Scheveningen, Zwaardstraat 16

Tekst Sjoerd Karsten
Gepubliceerd op 30-06-2014
Een van de fraaiste schoolgebouwen in ons land staat in Scheveningen en is ontworpen door de vindingrijke architect Jan Duiker. Niet iedereen vindt zijn ontwerpen mooi. In Amsterdam is eerder een school van zijn hand op last van de schoonheidscommissie weggestopt op een binnenplaats. In 1930 vindt na veel geharrewar over het ontwerp en kosten eindelijk de opening plaats en gaat de Derde Ambachtsschool van Den Haag van start.

De ambachtsschool is dan een populair schooltype. Dat is niet altijd het geval geweest.Ongeveer een eeuw eerder komt het idee van de ambachtsschool onder architecten op.


Derde Ambachtsschool, ontworpen door Jan Duiker

De eerste poging van de Amsterdamse architect Hendrik Hana wordt geen doorslaand succes. In 1844 start hij op de Lauriersgracht in Amsterdam een ambachtsdagschool. In zijn ogen voldoen de bestaande, schaarse avondscholen namelijk niet, omdat het volgen van lessen na een lange werkdag weinig nut heeft. Hana wil de jongens op zijn school opleiden in diverse ambachten, zoals timmerman, koperslager, smid en kastenmaker. Daarnaast geeft hij hun algemene technische vorming, zodat zij ook in andere functies terecht kunnen.
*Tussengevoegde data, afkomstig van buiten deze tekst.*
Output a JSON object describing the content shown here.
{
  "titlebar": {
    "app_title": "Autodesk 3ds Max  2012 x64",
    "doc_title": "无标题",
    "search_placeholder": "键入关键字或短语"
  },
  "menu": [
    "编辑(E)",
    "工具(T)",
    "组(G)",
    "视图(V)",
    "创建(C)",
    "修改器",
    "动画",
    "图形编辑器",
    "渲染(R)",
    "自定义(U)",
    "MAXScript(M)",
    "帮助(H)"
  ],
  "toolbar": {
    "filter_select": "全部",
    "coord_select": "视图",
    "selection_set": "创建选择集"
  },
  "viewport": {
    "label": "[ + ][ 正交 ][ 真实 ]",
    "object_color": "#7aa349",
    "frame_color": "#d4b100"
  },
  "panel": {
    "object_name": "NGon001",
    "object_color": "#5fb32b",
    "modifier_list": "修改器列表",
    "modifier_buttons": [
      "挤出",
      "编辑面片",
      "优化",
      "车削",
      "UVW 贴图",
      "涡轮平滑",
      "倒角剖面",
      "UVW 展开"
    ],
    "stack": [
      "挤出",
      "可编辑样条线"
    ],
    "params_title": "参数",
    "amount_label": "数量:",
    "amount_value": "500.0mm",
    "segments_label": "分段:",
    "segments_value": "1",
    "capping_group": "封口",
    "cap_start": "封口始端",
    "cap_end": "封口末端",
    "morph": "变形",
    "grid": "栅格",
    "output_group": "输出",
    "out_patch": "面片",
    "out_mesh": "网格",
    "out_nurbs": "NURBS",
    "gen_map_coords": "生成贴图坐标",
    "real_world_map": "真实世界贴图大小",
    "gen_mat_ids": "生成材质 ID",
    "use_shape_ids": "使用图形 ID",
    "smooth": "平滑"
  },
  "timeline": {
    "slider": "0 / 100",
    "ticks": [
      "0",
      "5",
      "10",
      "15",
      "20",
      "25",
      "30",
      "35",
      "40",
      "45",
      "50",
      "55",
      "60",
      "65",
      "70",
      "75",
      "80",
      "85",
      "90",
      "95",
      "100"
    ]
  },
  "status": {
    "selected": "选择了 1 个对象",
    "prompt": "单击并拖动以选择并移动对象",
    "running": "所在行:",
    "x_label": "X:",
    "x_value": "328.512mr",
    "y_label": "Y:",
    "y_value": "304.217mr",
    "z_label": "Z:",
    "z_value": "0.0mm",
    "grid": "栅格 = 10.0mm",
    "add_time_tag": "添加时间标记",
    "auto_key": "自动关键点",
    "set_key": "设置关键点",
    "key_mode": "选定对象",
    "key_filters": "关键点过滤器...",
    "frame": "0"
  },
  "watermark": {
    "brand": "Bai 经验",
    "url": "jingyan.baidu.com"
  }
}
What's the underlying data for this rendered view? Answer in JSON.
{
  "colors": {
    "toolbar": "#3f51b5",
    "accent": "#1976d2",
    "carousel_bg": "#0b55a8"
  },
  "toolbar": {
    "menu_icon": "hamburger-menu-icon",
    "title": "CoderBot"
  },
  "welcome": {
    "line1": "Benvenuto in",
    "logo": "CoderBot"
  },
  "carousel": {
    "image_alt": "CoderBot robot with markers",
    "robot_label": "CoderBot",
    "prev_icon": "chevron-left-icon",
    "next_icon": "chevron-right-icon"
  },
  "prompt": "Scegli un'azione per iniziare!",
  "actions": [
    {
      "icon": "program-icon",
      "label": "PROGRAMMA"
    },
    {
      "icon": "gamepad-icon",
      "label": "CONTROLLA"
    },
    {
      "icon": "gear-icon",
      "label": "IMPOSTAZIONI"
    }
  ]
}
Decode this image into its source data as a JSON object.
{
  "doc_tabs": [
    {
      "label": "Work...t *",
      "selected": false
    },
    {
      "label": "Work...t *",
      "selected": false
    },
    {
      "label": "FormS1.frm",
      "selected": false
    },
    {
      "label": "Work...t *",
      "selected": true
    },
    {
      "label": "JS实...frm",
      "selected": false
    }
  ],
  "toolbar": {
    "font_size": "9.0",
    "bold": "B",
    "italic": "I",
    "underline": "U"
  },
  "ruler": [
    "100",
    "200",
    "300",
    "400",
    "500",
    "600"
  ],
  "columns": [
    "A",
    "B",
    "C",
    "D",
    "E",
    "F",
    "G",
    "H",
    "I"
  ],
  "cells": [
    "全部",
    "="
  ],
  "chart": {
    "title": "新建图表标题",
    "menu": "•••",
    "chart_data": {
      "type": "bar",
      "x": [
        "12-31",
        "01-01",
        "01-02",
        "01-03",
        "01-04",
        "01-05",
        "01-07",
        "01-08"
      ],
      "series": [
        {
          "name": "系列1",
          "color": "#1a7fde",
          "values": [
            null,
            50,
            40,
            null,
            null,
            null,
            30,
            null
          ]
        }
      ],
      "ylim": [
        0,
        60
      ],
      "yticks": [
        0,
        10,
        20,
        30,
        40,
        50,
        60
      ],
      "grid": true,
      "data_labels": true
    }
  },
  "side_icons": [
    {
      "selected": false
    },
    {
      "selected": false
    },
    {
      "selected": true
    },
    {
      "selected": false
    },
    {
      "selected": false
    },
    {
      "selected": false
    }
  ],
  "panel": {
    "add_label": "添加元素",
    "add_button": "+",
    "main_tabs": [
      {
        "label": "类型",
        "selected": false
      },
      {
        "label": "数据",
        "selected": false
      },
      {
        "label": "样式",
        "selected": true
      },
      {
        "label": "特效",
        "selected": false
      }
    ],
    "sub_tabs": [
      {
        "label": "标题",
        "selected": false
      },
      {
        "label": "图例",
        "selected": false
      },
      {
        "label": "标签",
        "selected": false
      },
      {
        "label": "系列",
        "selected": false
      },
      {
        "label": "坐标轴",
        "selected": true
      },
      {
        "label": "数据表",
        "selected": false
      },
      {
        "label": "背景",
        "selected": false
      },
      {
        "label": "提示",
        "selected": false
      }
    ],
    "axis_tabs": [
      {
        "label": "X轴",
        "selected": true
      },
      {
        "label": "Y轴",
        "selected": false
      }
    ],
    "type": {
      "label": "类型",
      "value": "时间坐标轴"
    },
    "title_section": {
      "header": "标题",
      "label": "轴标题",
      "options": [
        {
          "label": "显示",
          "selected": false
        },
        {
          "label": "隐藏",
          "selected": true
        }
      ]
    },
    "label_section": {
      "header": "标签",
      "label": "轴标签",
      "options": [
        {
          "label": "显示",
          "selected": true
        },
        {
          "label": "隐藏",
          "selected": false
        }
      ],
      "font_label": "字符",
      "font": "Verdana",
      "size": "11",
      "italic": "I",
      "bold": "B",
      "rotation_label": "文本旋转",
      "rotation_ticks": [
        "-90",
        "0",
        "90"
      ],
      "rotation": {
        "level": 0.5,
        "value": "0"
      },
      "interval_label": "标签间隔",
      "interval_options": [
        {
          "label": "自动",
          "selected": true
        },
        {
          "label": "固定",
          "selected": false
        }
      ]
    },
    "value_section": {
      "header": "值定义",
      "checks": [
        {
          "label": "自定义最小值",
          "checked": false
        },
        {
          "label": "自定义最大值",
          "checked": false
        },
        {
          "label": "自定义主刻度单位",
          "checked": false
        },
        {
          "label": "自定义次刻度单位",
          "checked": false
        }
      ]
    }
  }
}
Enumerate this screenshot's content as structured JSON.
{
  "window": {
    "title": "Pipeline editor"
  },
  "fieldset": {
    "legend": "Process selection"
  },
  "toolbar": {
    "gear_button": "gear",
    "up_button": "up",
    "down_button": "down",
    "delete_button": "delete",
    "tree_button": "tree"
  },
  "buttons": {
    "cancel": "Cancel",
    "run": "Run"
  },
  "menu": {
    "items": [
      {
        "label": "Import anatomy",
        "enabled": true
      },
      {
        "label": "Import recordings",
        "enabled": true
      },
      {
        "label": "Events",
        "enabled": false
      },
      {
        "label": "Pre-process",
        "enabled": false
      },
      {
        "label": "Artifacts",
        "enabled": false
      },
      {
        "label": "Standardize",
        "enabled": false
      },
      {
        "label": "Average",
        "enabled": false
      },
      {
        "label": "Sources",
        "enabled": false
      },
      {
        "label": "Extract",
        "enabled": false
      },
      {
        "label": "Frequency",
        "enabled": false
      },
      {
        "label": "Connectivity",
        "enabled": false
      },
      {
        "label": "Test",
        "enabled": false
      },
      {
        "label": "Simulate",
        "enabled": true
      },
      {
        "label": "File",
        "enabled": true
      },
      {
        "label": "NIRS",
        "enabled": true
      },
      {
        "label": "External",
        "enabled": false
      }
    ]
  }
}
Hana combineert praktijk en theorie: zijn leerlingen leren met de handen werken, omgaan met gereedschappen en materialen, maar ook de waarde van theorie voor hun beroepsuitoefening kennen.

Hana is tevens architect van de Vereeniging ten behoeve der arbeiders-klasse die zich ten doel stelt om arbeiderswoningen te bouwen. Zijn leerlingen mogen meehelpen met bouwen en kunnen zo praktijkervaring opdoen. Hana wordt echter vanwege gebrek aan kwaliteit vervangen door een andere architect.

Met zijn school loopt het ook niet goed af. Dertien jaar na oprichting moet hij de school sluiten. Het schoolgeld is te hoog voor onbemiddelde ouders en de overheid past niet bij. Ouders zijn nog niet voldoende doordrongen van het nut van een dergelijke vakopleiding. Zij plaatsen hun kind liever in een of ander bedrijf als krullenjongen, zodat zij nog enige inkomsten derven.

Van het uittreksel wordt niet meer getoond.